Recognition for quality community journalism
As a 15 year old, I remember being humbled in receiving a couple of state awards for photos I took for my hometown newspaper where I worked throughout high school, and being in awe of the professional journalists who captured many of the big awards. They seemed like giants in the newspaper industry.
Last week marked 35 years since I won my first awards at the Minnesota Newspaper Association. Not much has changed over that time. I’m still humbled by winning awards and still have great admiration for all the top-notch journalists who produce amazing stories and photos throughout the year.
The only difference is now, I guess, I’m leading a couple of those state award-winning newspapers.
The Independent captured five awards of journalistic excellence for photos, the overall newspaper and a special section. In addition, our sister publication over in Blooming Prairie earned another five awards.
I realize winning awards isn’t everything, but boy, I’ll be the first to admit it sure is nice to be recognized for your hard work.
I don’t think many people have any clue what’s involved in putting together a newspaper each week. There are so many different moving parts to it that it’s nearly impossible to describe.
I guess the best I could in describing how a newspaper falls together is that it’s like a 5,000 or more piece jigsaw puzzle. What’s funny is that I’m not real fond of puzzles to begin with, unless they’re easy and fall together quickly. I often don’t have the patience for puzzles.
But when it comes to putting together a newspaper, I’m right there in the trenches pulling it all together. From the planning to going out and covering events and interviewing newsmakers to writing and piecing it all together on pages.
All the while you have to remember to be ethical in what you do, fair and balanced in your reporting, shoot great photos, creative in your design and find ways to make it all interesting for readers. And if you’re the owner, you also get the luxury of running the business, paying the bills and coordinating everything.
After I purchased the DCI in 2015, I made a commitment to producing a quality newspaper that would stand out in many ways.
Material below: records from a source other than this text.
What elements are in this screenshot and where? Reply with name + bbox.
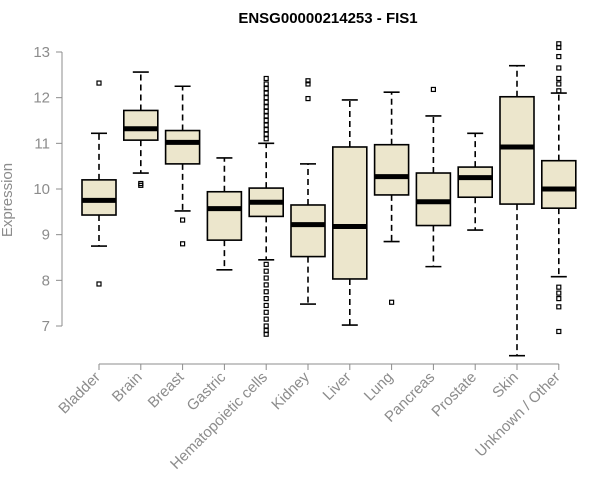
outlier-point [430,86,436,93]
outlier-point [180,241,186,247]
outlier-point [96,281,102,287]
box-group [81,41,577,357]
outlier-point [556,328,562,335]
box-iqr [164,129,201,165]
outlier-point [263,289,269,295]
box-unknown-other [540,41,577,335]
outlier-point [263,85,269,92]
chart-title: ENSG00000214253 - FIS1 [238,10,417,27]
outlier-point [263,275,269,281]
outlier-point [556,44,562,51]
outlier-point [263,122,269,128]
outlier-point [263,104,269,110]
box-iqr [373,143,410,196]
outlier-point [556,296,562,302]
outlier-point [556,290,562,296]
box-brain [123,71,159,188]
x-tick-label: Prostate [428,369,480,421]
outlier-point [263,309,269,315]
x-tick-label: Breast [145,368,188,411]
outlier-point [389,299,395,305]
box-iqr [540,159,577,209]
y-axis-label: Expression [0,163,16,237]
box-iqr [457,166,494,199]
outlier-point [263,117,269,124]
box-gastric [206,157,243,271]
x-tick-label: Brain [109,369,146,406]
box-iqr [123,109,159,141]
x-tick-label: Lung [361,369,397,405]
outlier-point [305,95,311,102]
box-liver [331,99,368,326]
box-iqr [331,146,368,280]
outlier-point [556,88,562,94]
box-lung [373,91,410,305]
box-pancreas [415,86,452,268]
outlier-point [263,113,269,119]
box-iqr [206,190,243,241]
outlier-point [180,217,186,223]
outlier-point [263,127,269,133]
y-tick-label: 11 [34,135,50,152]
box-iqr [499,95,535,205]
box-iqr [81,179,117,216]
box-bladder [81,80,117,287]
outlier-point [263,131,269,137]
outlier-point [263,302,269,309]
y-tick-label: 7 [42,318,50,335]
outlier-point [263,108,269,114]
box-iqr [415,172,452,227]
box-kidney [290,78,326,305]
outlier-point [263,296,269,302]
y-tick-label: 10 [33,181,50,198]
outlier-point [96,80,102,86]
outlier-point [263,316,269,322]
y-tick-label: 8 [42,272,50,289]
outlier-point [263,75,269,82]
outlier-point [263,261,269,267]
outlier-point [138,180,144,187]
outlier-point [263,331,269,337]
outlier-point [556,53,562,60]
outlier-point [263,136,269,142]
x-tick-label: Bladder [55,369,104,418]
x-tick-label: Liver [320,369,355,404]
outlier-point [263,99,269,105]
x-tick-label: Skin [489,369,522,402]
box-breast [164,85,201,247]
outlier-point [263,90,269,96]
y-tick-label: 9 [42,227,50,244]
box-skin [499,64,535,357]
box-prostate [457,132,494,231]
outlier-point [556,75,562,82]
y-axis: 7 8 9 10 11 12 13 [33,44,63,335]
x-tick-label: Kidney [268,368,313,413]
y-tick-label: 13 [33,44,50,61]
box-hematopoietic-cells [248,75,284,337]
outlier-point [263,81,269,87]
outlier-point [305,81,311,87]
box-iqr [290,204,326,258]
outlier-point [263,268,269,274]
outlier-point [556,65,562,71]
outlier-point [556,284,562,290]
outlier-point [556,304,562,310]
outlier-point [556,81,562,87]
outlier-point [263,95,269,101]
outlier-point [263,323,269,329]
outlier-point [305,78,311,84]
y-tick-label: 12 [33,90,50,107]
outlier-point [263,282,269,288]
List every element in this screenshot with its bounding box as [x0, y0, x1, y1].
I’ve been able to accomplish this thanks to great mentoring I received as a teenager working at my first newspaper from Chuck Warner, who was a true community newspaper publisher. In 1989, he won the Al McIntosh Distinguished Service to Journalism Award.
I’ll never forget when Warner’s newspaper, the Brownton Bulletin, won the Mills Trophy, the top award given to weekly newspapers, in 1984. I was thrilled to have been a part of winning that honor. It definitely has inspired me during my career to provide strong journalism to readers.
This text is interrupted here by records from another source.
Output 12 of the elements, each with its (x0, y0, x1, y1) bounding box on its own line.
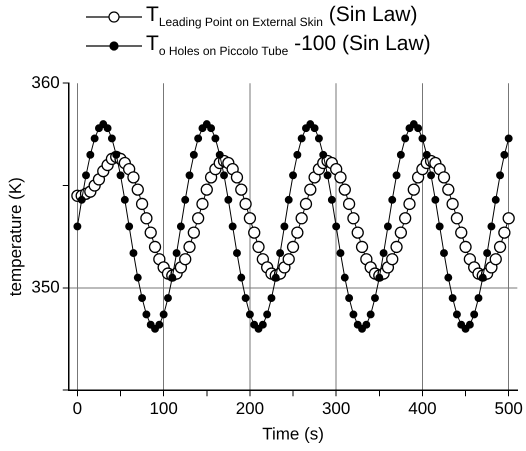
y-tick-label: 360 (31, 72, 60, 92)
x-tick-label: 200 (236, 399, 264, 418)
x-tick-label: 500 (494, 399, 523, 418)
y-tick-label: 350 (31, 278, 60, 297)
legend-label: T$_{o Holes on Piccolo Tube}$ -100 (Sin Law) (146, 32, 431, 59)
x-tick-label: 400 (408, 399, 437, 418)
legend-label: T$_{Leading Point on External Skin}$ (Sin Law) (146, 3, 418, 30)
x-tick-label: 0 (72, 399, 82, 418)
x-tick-label: 100 (149, 399, 178, 418)
y-axis-title: temperature (K) (6, 177, 25, 296)
x-axis-title: Time (s) (262, 424, 324, 444)
x-tick-label: 300 (322, 399, 350, 418)
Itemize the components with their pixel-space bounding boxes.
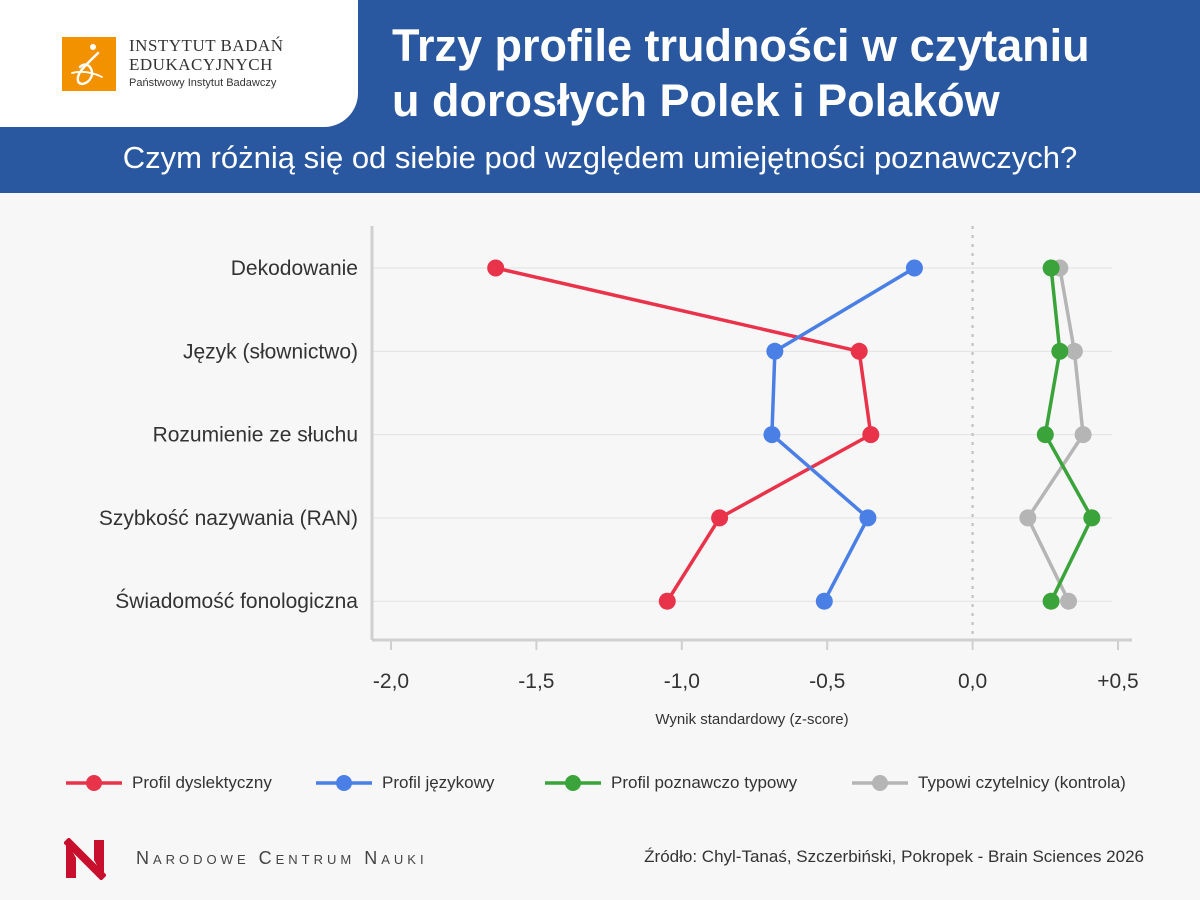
x-tick-label: 0,0 — [958, 670, 987, 693]
legend-item: Profil językowy — [316, 763, 494, 803]
data-point-profil-j-zykowy — [905, 259, 923, 277]
data-point-profil-j-zykowy — [815, 592, 833, 610]
logo-text-line3: Państwowy Instytut Badawczy — [129, 77, 277, 89]
category-label: Dekodowanie — [231, 257, 358, 280]
legend-item: Typowi czytelnicy (kontrola) — [852, 763, 1126, 803]
legend-label: Profil poznawczo typowy — [611, 773, 798, 792]
data-point-profil-poznawczo-typowy — [1042, 259, 1060, 277]
legend-label: Typowi czytelnicy (kontrola) — [918, 773, 1126, 792]
data-point-profil-j-zykowy — [763, 426, 781, 444]
profile-chart: Dekodowanie Język (słownictwo) Rozumienie … — [99, 226, 1139, 728]
legend-swatch-icon — [852, 775, 908, 791]
data-point-profil-poznawczo-typowy — [1036, 426, 1054, 444]
data-point-profil-poznawczo-typowy — [1042, 592, 1060, 610]
data-point-typowi-czytelnicy-kontrola- — [1065, 342, 1083, 360]
header-banner: INSTYTUT BADAŃ EDUKACYJNYCH Państwowy In… — [0, 0, 1200, 193]
chart-legend: Profil dyslektyczny Profil językowy Profil… — [0, 763, 1200, 803]
data-point-profil-dyslektyczny — [711, 509, 729, 527]
data-point-typowi-czytelnicy-kontrola- — [1060, 592, 1078, 610]
category-label: Szybkość nazywania (RAN) — [99, 507, 358, 530]
data-point-profil-dyslektyczny — [850, 342, 868, 360]
data-point-profil-dyslektyczny — [862, 426, 880, 444]
data-point-profil-j-zykowy — [859, 509, 877, 527]
legend-swatch-icon — [316, 775, 372, 791]
legend-item: Profil poznawczo typowy — [545, 763, 797, 803]
category-label: Rozumienie ze słuchu — [153, 424, 358, 447]
ibe-logo: INSTYTUT BADAŃ EDUKACYJNYCH Państwowy In… — [0, 0, 358, 127]
data-point-typowi-czytelnicy-kontrola- — [1019, 509, 1037, 527]
category-label: Język (słownictwo) — [183, 340, 358, 363]
data-point-profil-poznawczo-typowy — [1083, 509, 1101, 527]
x-tick-label: -0,5 — [809, 670, 845, 693]
data-point-profil-dyslektyczny — [487, 259, 505, 277]
legend-label: Profil dyslektyczny — [132, 773, 272, 792]
data-point-profil-j-zykowy — [766, 342, 784, 360]
page-title: Trzy profile trudności w czytaniu u doro… — [392, 18, 1182, 128]
legend-label: Profil językowy — [382, 773, 495, 792]
title-line-1: Trzy profile trudności w czytaniu — [392, 20, 1090, 71]
title-line-2: u dorosłych Polek i Polaków — [392, 75, 1000, 126]
x-tick-label: -1,0 — [664, 670, 700, 693]
x-axis-title: Wynik standardowy (z-score) — [655, 711, 848, 728]
page-subtitle: Czym różnią się od siebie pod względem u… — [122, 140, 1078, 175]
x-tick-label: +0,5 — [1097, 670, 1138, 693]
legend-swatch-icon — [66, 775, 122, 791]
logo-text-line1: INSTYTUT BADAŃ — [129, 36, 284, 55]
legend-item: Profil dyslektyczny — [66, 763, 272, 803]
data-point-profil-poznawczo-typowy — [1051, 342, 1069, 360]
logo-text-line2: EDUKACYJNYCH — [129, 55, 273, 74]
ncn-logo-icon — [63, 837, 107, 885]
category-label: Świadomość fonologiczna — [115, 589, 358, 613]
data-point-profil-dyslektyczny — [658, 592, 676, 610]
ibe-logo-mark-icon — [62, 37, 116, 91]
source-note: Źródło: Chyl-Tanaś, Szczerbiński, Pokrop… — [644, 847, 1144, 866]
ncn-name: Narodowe Centrum Nauki — [136, 848, 428, 868]
x-tick-label: -2,0 — [373, 670, 409, 693]
legend-swatch-icon — [545, 775, 601, 791]
x-tick-label: -1,5 — [518, 670, 554, 693]
data-point-typowi-czytelnicy-kontrola- — [1074, 426, 1092, 444]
Warner, by the way, missed his first newspaper convention in 62 years last week, and, of course, that means it was the first one I attended where he hasn’t been there. It just wasn’t the same without my mentor keeping me on task.
While I know we’re far from perfect, I hope you realize that we are truly on the right road to providing a quality newspaper that features strong photography, stories, advertising, graphic design and layout and special sections. We have incredible pride in the work we do in providing Dodge County and the surrounding area with a newspaper that readers can be proud of week after week.
It’s time for me to go in hot pursuit of chasing down yet another edition packed with strong community news.